Baidu To Test Self-Driving Cars In The United States

Google, Tesla, Ford, General Motors and every other company developing autonomous vehicles should watch out — Baidu is mashing the dash and accelerating its plans to do the same.

What's more significant is the Chinese search engine company is doing it in their backyard of the United States. Baidu's chief scientist Andrew Ng told the Wall Street Journal earlier this week that the company will soon begin testing its self-driving cars in the states, vying to have a model ready to impact roads by 2018.

That year is the same target that Tesla has set, too, while it's two years ahead of Google and other companies' 2020 aim to have autonomous vehicles on the road. The move to test autonomous vehicles in the U.S. more than makes sense, considering Ng has already been leading a growing staff of 160 in Sunnyvale, Calif., the heart of Silicon Valley, and that his Stanford lab developed the "robot operating system," as reported by the Journal. He also remains an assistant professor at Stanford, so his presence in the U.S. has been there.

However, just like Google, GM, Tesla and other companies imploring regulators to build uniform laws for autonomous cars, Baidu too, is pushing for better coordination with the U.S. government to ensure that it's able to free itself from impending red tape and regulation entanglement to get its self-driving cars on the road.

That being said, Ng wasn't present Tuesday, when Google and other auto execs developing vehicles with autonomy convened at the Senate Committee on Commerce, Science and Transportation in Washington, D.C. to attend a hearing called Hands Off: The Future of Self-Driving Cars, held before Senator John Thune and his peers.
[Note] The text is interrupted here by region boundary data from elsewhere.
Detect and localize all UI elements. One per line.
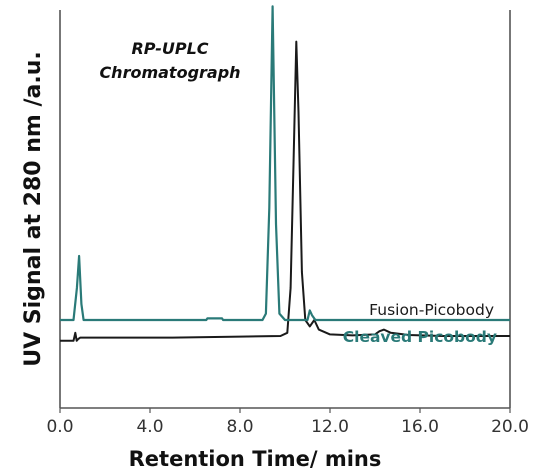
x-tick-label: 0.0 — [46, 417, 73, 437]
x-tick-label: 8.0 — [226, 417, 253, 437]
x-tick-label: 12.0 — [311, 417, 349, 437]
x-tick-label: 20.0 — [491, 417, 529, 437]
series-cleaved-picobody-line — [60, 5, 510, 322]
x-tick-label: 16.0 — [401, 417, 439, 437]
x-tick-label: 4.0 — [136, 417, 163, 437]
x-axis-title: Retention Time/ mins — [129, 447, 382, 471]
legend-fusion-picobody: Fusion-Picobody — [369, 301, 494, 319]
x-axis-ticks: 0.0 4.0 8.0 12.0 16.0 20.0 — [46, 408, 529, 437]
chart-title-line-2: Chromatograph — [99, 63, 240, 82]
series-fusion-picobody-line — [60, 40, 510, 342]
chart-title-line-1: RP-UPLC — [131, 39, 208, 58]
series-lines — [60, 5, 510, 342]
y-axis-title: UV Signal at 280 nm /a.u. — [21, 51, 46, 367]
legend-cleaved-picobody: Cleaved Picobody — [343, 328, 497, 346]
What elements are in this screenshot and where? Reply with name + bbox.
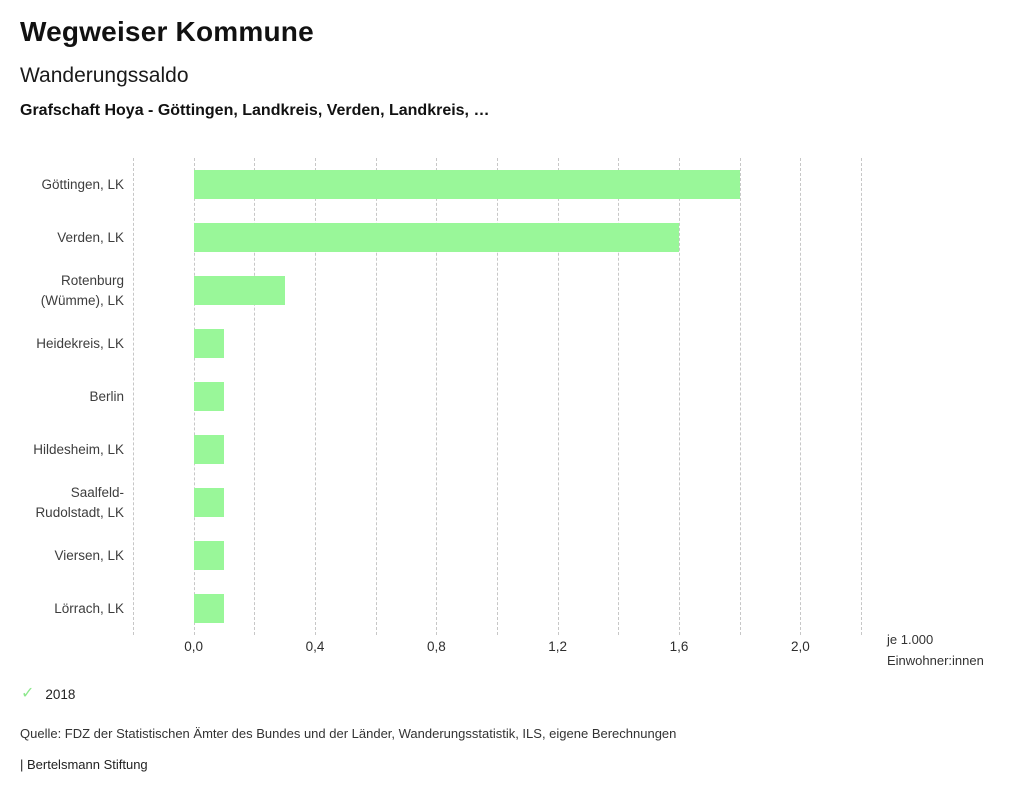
gridline [497, 158, 498, 635]
category-label: Hildesheim, LK [33, 441, 124, 457]
gridline [861, 158, 862, 635]
category-label: Verden, LK [57, 229, 124, 245]
gridline [133, 158, 134, 635]
gridline [254, 158, 256, 635]
chart-title: Wanderungssaldo [20, 64, 189, 87]
category-label: Göttingen, LK [41, 176, 124, 192]
check-icon: ✓ [21, 685, 35, 702]
category-label: Saalfeld-Rudolstadt, LK [35, 484, 124, 520]
category-label: Rotenburg (Wümme), LK [40, 272, 124, 308]
gridline [800, 158, 802, 635]
page-title: Wegweiser Kommune [20, 16, 314, 47]
x-axis: 0,0 0,4 0,8 1,2 1,6 2,0 [133, 639, 861, 657]
legend-item-2018[interactable]: ✓ 2018 [21, 686, 75, 702]
x-axis-tick-label: 0,0 [184, 639, 204, 654]
chart-subtitle: Grafschaft Hoya - Göttingen, Landkreis, … [20, 102, 490, 119]
bar[interactable] [193, 382, 224, 411]
x-axis-tick-label: 2,0 [790, 639, 810, 654]
source-text: Quelle: FDZ der Statistischen Ämter des … [20, 726, 677, 741]
bar[interactable] [193, 276, 285, 305]
branding-text: | Bertelsmann Stiftung [20, 757, 148, 772]
category-label: Heidekreis, LK [36, 335, 124, 351]
gridline [436, 158, 438, 635]
legend-year-label: 2018 [45, 686, 76, 702]
axis-unit-label: je 1.000 Einwohner:innen [887, 629, 984, 671]
category-labels-column: Göttingen, LK Verden, LK Rotenburg (Wümme)… [20, 158, 124, 635]
bar[interactable] [193, 170, 740, 199]
x-axis-tick-label: 0,4 [305, 639, 325, 654]
axis-unit-line1: je 1.000 [887, 632, 934, 647]
category-label: Viersen, LK [54, 547, 124, 563]
bar[interactable] [193, 594, 224, 623]
bar[interactable] [193, 329, 224, 358]
gridline [618, 158, 620, 635]
category-label: Lörrach, LK [54, 600, 124, 616]
gridline [375, 158, 377, 635]
axis-unit-line2: Einwohner:innen [887, 653, 984, 668]
x-axis-tick-label: 0,8 [426, 639, 446, 654]
plot-area [133, 158, 862, 635]
gridline [679, 158, 680, 635]
bar[interactable] [193, 488, 224, 517]
bar[interactable] [193, 435, 224, 464]
x-axis-tick-label: 1,2 [548, 639, 568, 654]
bar[interactable] [193, 223, 679, 252]
bar[interactable] [193, 541, 224, 570]
x-axis-tick-label: 1,6 [669, 639, 689, 654]
category-label: Berlin [89, 388, 124, 404]
gridline [739, 158, 741, 635]
gridline [557, 158, 559, 635]
gridline [315, 158, 316, 635]
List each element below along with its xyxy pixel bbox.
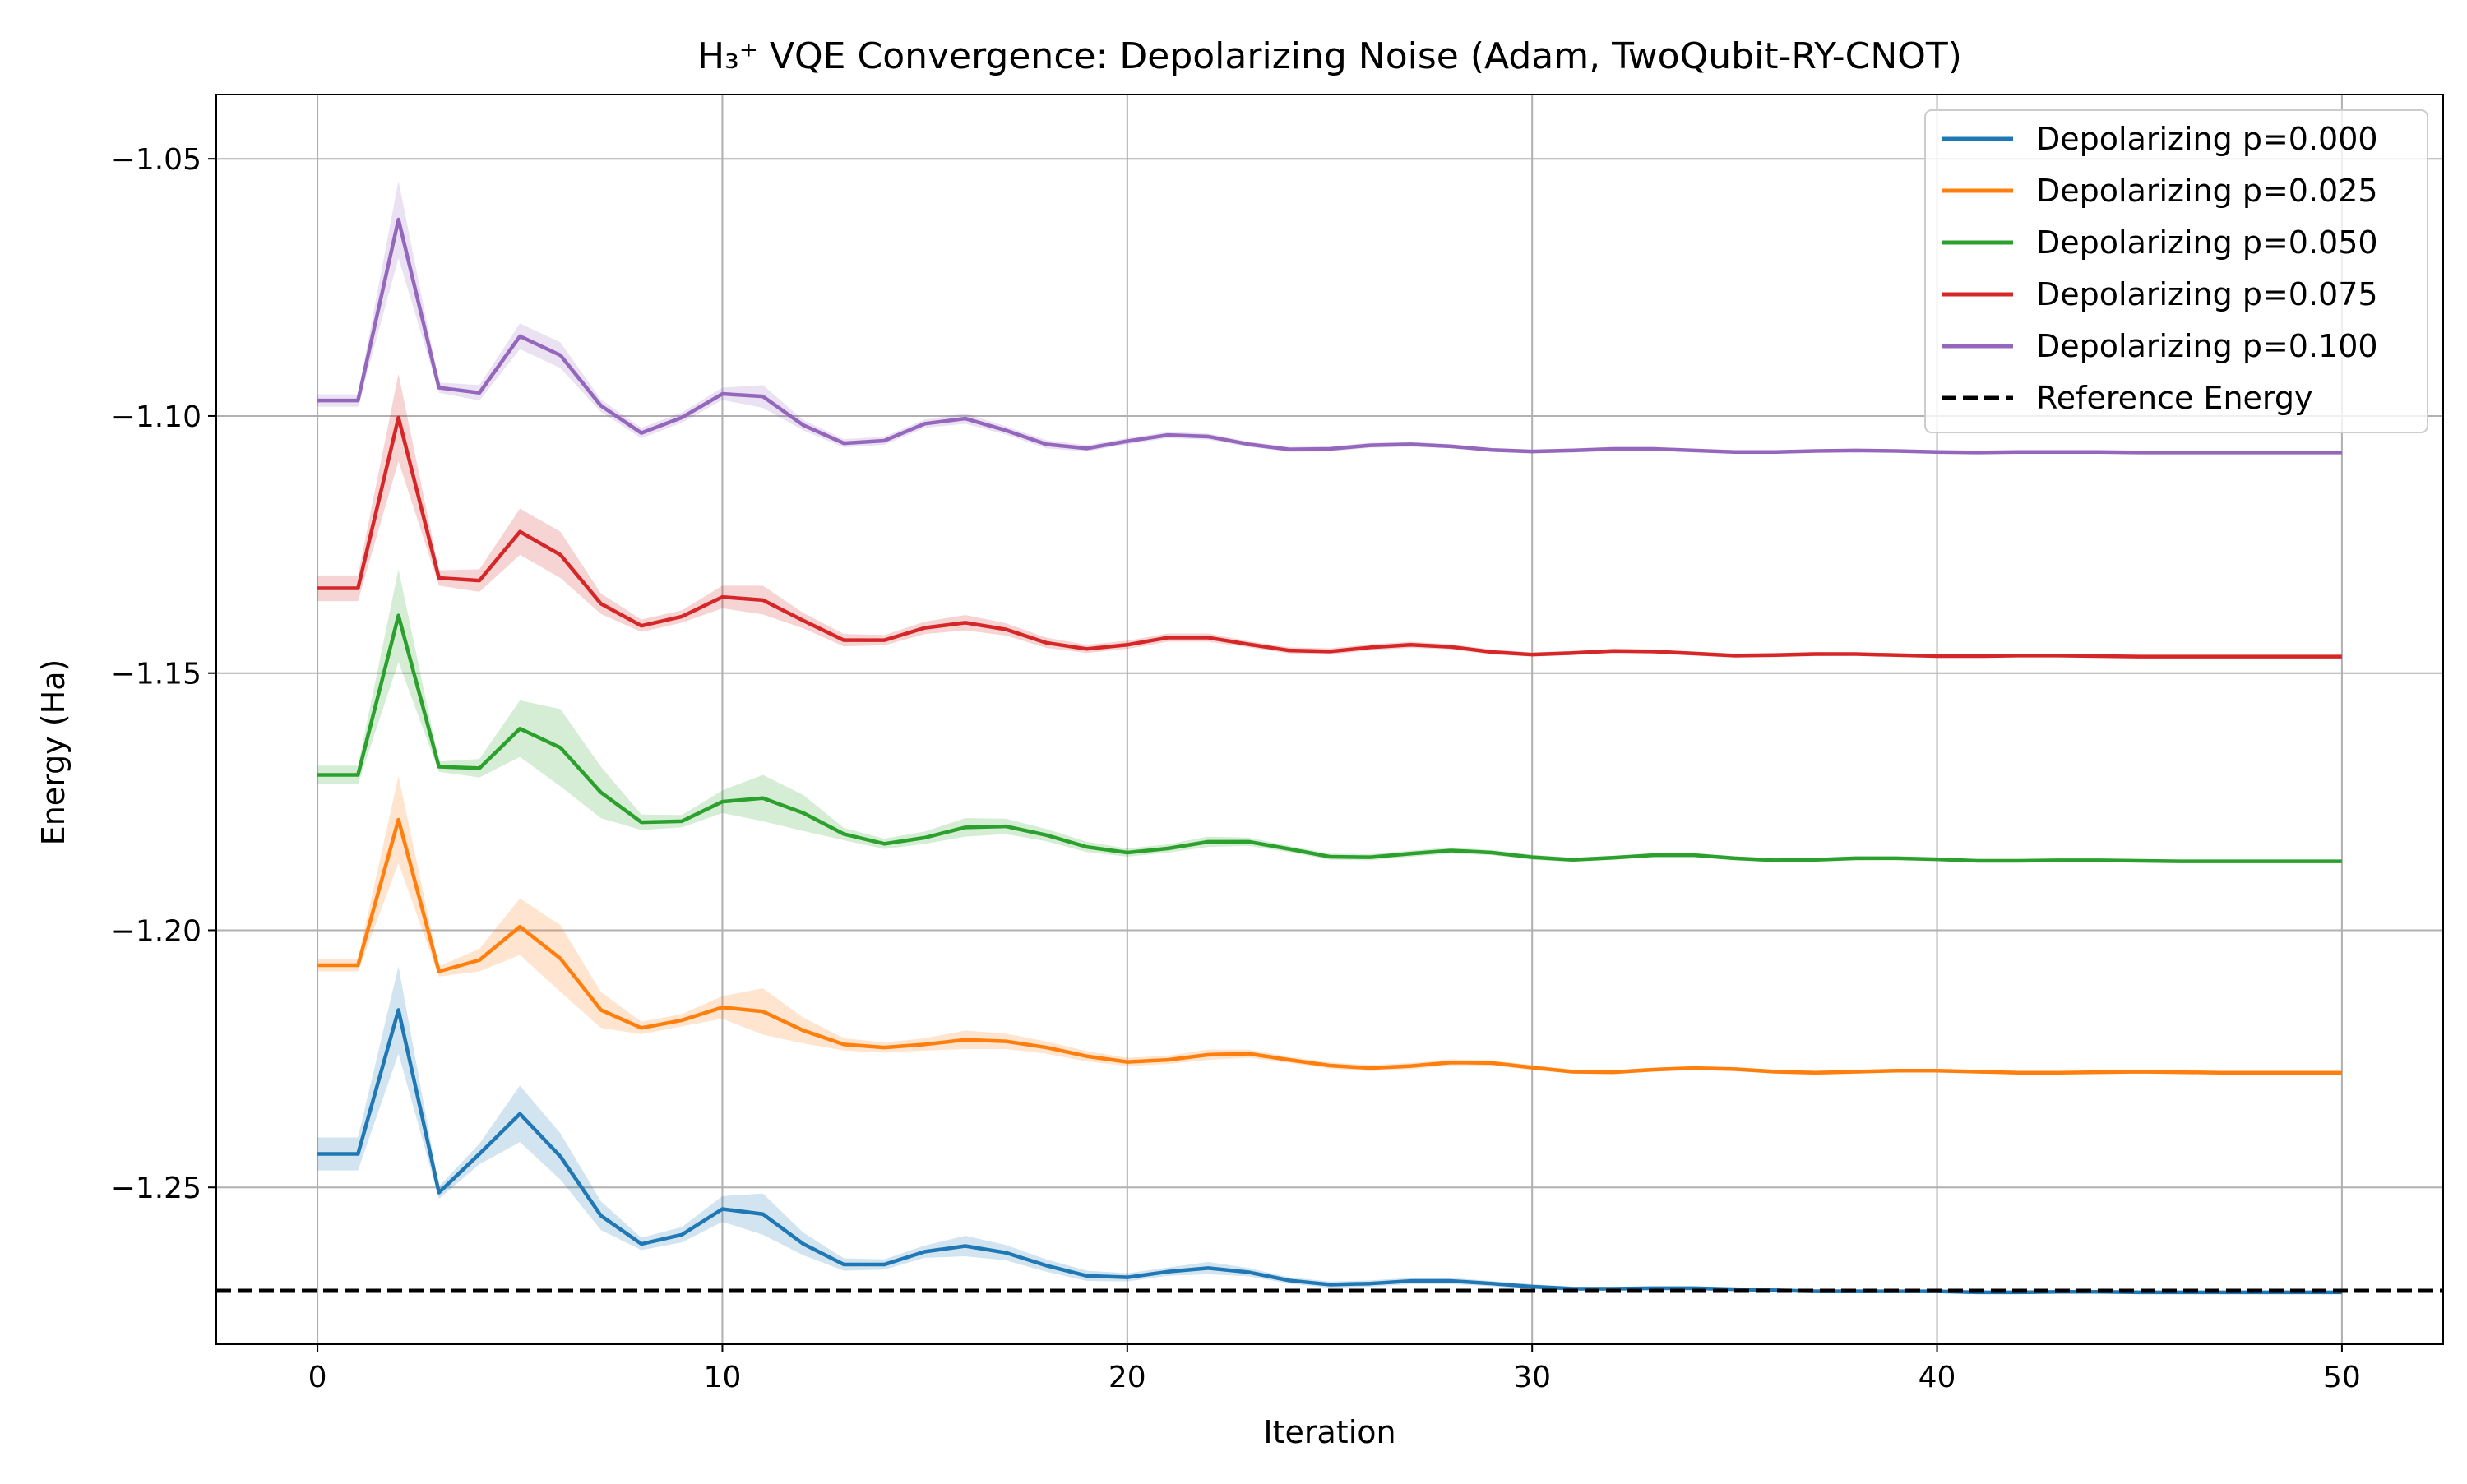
y-tick-label: −1.20 xyxy=(111,914,201,948)
x-axis-label: Iteration xyxy=(1263,1414,1395,1450)
axis-ticks: 0 10 20 30 40 50 −1.25 −1.20 −1.15 −1.10 −1.05 xyxy=(111,143,2361,1394)
y-tick-label: −1.15 xyxy=(111,658,201,691)
legend-label: Depolarizing p=0.100 xyxy=(2036,328,2378,364)
x-tick-label: 40 xyxy=(1919,1361,1956,1394)
legend-label: Depolarizing p=0.000 xyxy=(2036,121,2378,157)
legend: Depolarizing p=0.000 Depolarizing p=0.025… xyxy=(1924,109,2428,433)
x-tick-label: 0 xyxy=(308,1361,327,1394)
y-tick-label: −1.05 xyxy=(111,143,201,177)
x-tick-label: 30 xyxy=(1513,1361,1551,1394)
y-tick-label: −1.25 xyxy=(111,1172,201,1205)
plot-frame xyxy=(215,94,2444,1345)
series-line-2 xyxy=(317,613,2342,863)
legend-label: Reference Energy xyxy=(2036,380,2312,416)
series-line-1 xyxy=(317,817,2342,1075)
legend-label: Depolarizing p=0.075 xyxy=(2036,276,2378,312)
y-tick-label: −1.10 xyxy=(111,400,201,434)
legend-label: Depolarizing p=0.025 xyxy=(2036,173,2378,209)
x-tick-label: 20 xyxy=(1109,1361,1146,1394)
series-line-3 xyxy=(317,415,2342,659)
legend-label: Depolarizing p=0.050 xyxy=(2036,224,2378,261)
x-tick-label: 50 xyxy=(2323,1361,2361,1394)
chart-title: H₃⁺ VQE Convergence: Depolarizing Noise … xyxy=(697,35,1962,77)
legend-box xyxy=(1924,109,2428,433)
x-tick-label: 10 xyxy=(704,1361,742,1394)
series-line-4 xyxy=(317,217,2342,455)
y-axis-label: Energy (Ha) xyxy=(35,659,72,846)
There, Chris Urmson, the director of Google's Self-Driving Car Project, led the charge in pushing Congress to develop uniform national laws for autonomous vehicles to ensure they're available to the public and impact roads sooner rather than later.

Baidu plans on having self-driving shuttles run in a loop in a designated area in China by 2018, but Ng admits that its vehicles' artificial intelligence may still not be able to differentiate subtle things like comprehending a police officer screaming through a bullhorn — a situation that a human driver absolutely would be able to deal with and react to quickly.

"The [A.I.] is good enough where the changes to infrastructure are modest," Ng told the Journal. "Maybe in the distant future, we could make it drive like a human driver, but not in two years."